Don McIntire of Burbank CA was given access to the AA membership surveys from 1968 through 1996. He is a staunch defender of AA and cannot be accused of negative bias. His article "How Well Does A.A. Work? An Analysis of Published A.A. Surveys (1968-1996) and Related Analyses/Comments" in the Alcoholism Treatment Quarterly (Vol 18, No. 4, 2000) centers on the 5 per cent one-year retention rate and attempts to explain it.
The 95 per cent dropout rate is anything but a statistical fluke. AA's own membership surveys demonstrated the identical pattern, give or take trivial variations, in five successive triennial data collections spanning twelve years. McIntire depicted the trends in a graph (inset) showing a fairly tight braid whose strands are the data sets from different years. The five per cent figure is the average of the five studies.
Most of the attrition, McIntire's analysis shows, comes during the first 30 days. This is not obvious from the graph. The graph begins at 30 days. If you can read the tiny numbers on the x axis, you will see that the bundle of line graphs begins at around the 20 per cent mark. If the graph began at Day One and 100 per cent, the lines would drop almost like a rock.

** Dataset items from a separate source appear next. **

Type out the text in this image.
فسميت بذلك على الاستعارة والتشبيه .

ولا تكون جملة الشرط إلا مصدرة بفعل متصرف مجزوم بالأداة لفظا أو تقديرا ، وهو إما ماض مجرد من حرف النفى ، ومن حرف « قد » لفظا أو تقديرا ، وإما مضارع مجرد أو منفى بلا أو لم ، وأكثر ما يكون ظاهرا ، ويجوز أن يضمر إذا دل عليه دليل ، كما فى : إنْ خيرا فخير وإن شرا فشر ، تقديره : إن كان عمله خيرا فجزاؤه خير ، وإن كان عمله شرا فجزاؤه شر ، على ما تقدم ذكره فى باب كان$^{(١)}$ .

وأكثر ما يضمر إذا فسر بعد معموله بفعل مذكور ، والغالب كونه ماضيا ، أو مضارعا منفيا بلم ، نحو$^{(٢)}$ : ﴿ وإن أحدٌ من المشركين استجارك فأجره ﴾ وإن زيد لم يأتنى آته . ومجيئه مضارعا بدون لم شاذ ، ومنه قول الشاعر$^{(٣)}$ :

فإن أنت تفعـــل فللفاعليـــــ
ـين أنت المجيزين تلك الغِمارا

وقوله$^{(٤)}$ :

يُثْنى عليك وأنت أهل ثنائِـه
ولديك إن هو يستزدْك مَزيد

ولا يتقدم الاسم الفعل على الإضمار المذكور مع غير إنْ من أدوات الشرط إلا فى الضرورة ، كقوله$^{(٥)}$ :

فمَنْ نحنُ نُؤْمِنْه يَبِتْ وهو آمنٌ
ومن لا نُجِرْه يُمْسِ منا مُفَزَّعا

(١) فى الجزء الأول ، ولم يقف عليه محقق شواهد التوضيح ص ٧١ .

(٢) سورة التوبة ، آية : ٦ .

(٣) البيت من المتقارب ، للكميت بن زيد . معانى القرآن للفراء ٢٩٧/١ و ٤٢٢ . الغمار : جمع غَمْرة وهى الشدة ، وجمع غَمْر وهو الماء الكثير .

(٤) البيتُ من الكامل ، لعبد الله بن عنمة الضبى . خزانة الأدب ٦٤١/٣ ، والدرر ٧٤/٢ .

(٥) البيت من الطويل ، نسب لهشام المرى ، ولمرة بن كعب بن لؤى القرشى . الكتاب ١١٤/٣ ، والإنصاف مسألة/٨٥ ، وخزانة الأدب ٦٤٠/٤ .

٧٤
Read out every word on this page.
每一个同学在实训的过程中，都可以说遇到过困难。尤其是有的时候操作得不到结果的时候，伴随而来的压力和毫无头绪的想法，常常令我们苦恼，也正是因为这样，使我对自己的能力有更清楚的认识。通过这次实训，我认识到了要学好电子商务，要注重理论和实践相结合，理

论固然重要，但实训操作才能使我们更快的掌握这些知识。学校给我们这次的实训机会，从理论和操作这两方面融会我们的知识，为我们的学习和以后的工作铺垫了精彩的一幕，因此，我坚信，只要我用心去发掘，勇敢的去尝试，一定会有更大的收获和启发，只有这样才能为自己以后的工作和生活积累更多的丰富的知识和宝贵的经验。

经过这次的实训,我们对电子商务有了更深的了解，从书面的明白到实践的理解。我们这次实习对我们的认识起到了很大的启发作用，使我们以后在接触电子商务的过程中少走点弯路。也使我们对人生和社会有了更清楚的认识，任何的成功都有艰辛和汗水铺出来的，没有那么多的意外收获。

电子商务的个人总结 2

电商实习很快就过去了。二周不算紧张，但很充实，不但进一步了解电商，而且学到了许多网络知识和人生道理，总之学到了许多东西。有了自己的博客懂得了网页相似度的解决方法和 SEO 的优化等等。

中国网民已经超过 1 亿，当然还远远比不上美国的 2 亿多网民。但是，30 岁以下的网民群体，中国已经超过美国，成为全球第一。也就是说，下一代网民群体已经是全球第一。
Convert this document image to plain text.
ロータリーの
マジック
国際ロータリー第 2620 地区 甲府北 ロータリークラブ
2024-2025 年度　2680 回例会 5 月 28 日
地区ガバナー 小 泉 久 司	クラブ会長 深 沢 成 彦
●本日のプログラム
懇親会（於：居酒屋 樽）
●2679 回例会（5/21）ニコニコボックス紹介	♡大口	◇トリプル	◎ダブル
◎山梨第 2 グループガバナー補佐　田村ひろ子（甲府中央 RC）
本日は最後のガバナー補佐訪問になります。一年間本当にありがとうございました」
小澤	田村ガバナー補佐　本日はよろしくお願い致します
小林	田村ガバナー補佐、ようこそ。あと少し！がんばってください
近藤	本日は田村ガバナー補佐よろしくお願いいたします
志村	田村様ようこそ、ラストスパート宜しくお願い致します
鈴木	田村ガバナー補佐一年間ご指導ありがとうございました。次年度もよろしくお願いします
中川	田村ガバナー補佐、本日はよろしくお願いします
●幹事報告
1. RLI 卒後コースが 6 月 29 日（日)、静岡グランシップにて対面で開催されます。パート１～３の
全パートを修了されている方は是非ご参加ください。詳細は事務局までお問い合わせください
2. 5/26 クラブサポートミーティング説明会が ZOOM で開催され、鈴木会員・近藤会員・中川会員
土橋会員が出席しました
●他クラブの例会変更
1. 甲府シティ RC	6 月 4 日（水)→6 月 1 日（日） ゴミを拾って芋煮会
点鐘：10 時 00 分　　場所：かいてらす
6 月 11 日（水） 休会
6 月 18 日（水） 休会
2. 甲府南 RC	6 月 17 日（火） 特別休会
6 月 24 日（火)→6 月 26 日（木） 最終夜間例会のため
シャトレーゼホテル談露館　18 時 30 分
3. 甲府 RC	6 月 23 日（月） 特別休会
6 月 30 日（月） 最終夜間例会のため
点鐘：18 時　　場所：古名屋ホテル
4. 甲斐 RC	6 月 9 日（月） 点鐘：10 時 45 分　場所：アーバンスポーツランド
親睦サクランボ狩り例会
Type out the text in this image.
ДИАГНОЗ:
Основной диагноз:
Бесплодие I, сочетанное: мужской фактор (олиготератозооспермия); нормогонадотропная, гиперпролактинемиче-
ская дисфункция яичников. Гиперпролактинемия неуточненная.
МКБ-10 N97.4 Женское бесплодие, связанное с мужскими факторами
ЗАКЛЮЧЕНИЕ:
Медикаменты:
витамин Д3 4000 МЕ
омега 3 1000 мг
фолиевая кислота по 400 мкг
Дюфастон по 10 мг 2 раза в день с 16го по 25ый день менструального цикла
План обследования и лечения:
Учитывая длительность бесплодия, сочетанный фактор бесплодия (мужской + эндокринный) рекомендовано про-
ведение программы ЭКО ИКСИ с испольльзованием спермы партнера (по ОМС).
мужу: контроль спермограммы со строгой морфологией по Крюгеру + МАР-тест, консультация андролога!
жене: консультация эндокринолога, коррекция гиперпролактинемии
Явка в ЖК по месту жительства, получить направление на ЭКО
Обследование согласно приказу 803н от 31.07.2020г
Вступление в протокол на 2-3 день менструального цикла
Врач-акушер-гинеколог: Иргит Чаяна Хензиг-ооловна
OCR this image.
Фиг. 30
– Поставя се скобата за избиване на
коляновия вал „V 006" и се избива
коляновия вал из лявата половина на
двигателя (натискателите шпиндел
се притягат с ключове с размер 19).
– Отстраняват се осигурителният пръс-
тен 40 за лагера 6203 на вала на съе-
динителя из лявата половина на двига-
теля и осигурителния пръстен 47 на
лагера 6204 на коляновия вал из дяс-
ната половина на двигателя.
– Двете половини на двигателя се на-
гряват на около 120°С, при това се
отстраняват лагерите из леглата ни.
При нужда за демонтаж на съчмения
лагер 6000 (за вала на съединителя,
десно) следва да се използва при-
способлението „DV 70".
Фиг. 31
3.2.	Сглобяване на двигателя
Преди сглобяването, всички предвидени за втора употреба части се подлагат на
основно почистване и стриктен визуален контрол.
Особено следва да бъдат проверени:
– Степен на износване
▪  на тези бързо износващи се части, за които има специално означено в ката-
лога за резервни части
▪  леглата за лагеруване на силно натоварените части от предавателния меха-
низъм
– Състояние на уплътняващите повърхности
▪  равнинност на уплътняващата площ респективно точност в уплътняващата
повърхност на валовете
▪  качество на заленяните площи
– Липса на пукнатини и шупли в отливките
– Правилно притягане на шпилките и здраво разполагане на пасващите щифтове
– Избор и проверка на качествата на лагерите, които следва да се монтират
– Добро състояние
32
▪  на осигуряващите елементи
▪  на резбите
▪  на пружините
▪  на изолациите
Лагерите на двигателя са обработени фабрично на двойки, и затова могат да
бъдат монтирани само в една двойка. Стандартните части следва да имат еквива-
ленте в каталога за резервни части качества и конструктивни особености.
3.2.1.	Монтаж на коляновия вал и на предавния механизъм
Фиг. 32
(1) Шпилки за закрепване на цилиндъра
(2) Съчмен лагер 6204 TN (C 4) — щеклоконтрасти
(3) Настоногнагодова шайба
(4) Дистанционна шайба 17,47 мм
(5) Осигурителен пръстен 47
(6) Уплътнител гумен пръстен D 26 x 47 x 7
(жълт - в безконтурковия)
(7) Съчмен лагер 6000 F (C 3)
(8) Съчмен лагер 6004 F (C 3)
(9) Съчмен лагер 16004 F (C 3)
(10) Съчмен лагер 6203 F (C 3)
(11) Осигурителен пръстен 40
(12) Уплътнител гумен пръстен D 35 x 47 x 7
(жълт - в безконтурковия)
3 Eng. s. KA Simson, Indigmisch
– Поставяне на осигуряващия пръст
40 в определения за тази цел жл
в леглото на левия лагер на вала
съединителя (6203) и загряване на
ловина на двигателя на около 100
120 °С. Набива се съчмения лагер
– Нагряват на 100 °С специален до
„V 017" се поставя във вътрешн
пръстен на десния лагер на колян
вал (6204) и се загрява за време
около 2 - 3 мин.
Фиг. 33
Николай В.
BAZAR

- McIntire found that an average of 81 per cent of AA first-time attendees dropped out during the first 30 days.
- At the end of 90 days, 90 per cent of newcomers have dropped out; only ten per cent are left. (This gives a new dimension altogether to the "90 in 90" slogan, doesn't it?)
- The attrition curve from 90 days to a full year is, by comparison, rather gentle: from ten per cent to five percent, a relative loss of "only" fifty per cent.
The author's apologetic argument is that the FTA's (first time attendees) who drop out quickly aren't really alcoholics, or aren't really trying to get sober, and so they shouldn't count. Although that has a ring of plausibility for some cases, the author presents no data as to percentages.
AA co-founder Bill W., looking at numbers of this type, asked "What happened to the 600,000 who approached AA and left?" (Reported in White, Slaying the Dragon, p. 139) Despite Wilson's concern, apparently nobody in AA has ever, yet, bothered to try to contact any of the 95 per cent to try to find out their reasons for leaving.
We know from other data that alcoholics who don't do AA can nevertheless succeed in achieving long-term sobriety. In fact, the AA Grapevine has conceded that the majority of alcoholics who achieve the milestone five-year mark do it without using AA. (Vaillant., 1996, 2001)
Consequently, it's extremely unlikely that lack of motivation to get sober accounts for the 95 per cent AA dropout rate. Lack of desire to get sober is undoubtedly a part of the picture, but there has to also be a healthy percentage of the 95 per cent dropouts -- perhaps a majority -- who want to get sober but drop out of AA for other reasons.
McIntire's article never looks at this bigger picture. To do so would be to confront the reality that AA is driving people away who have a sincere desire to get sober (and many of whom will achieve that aim).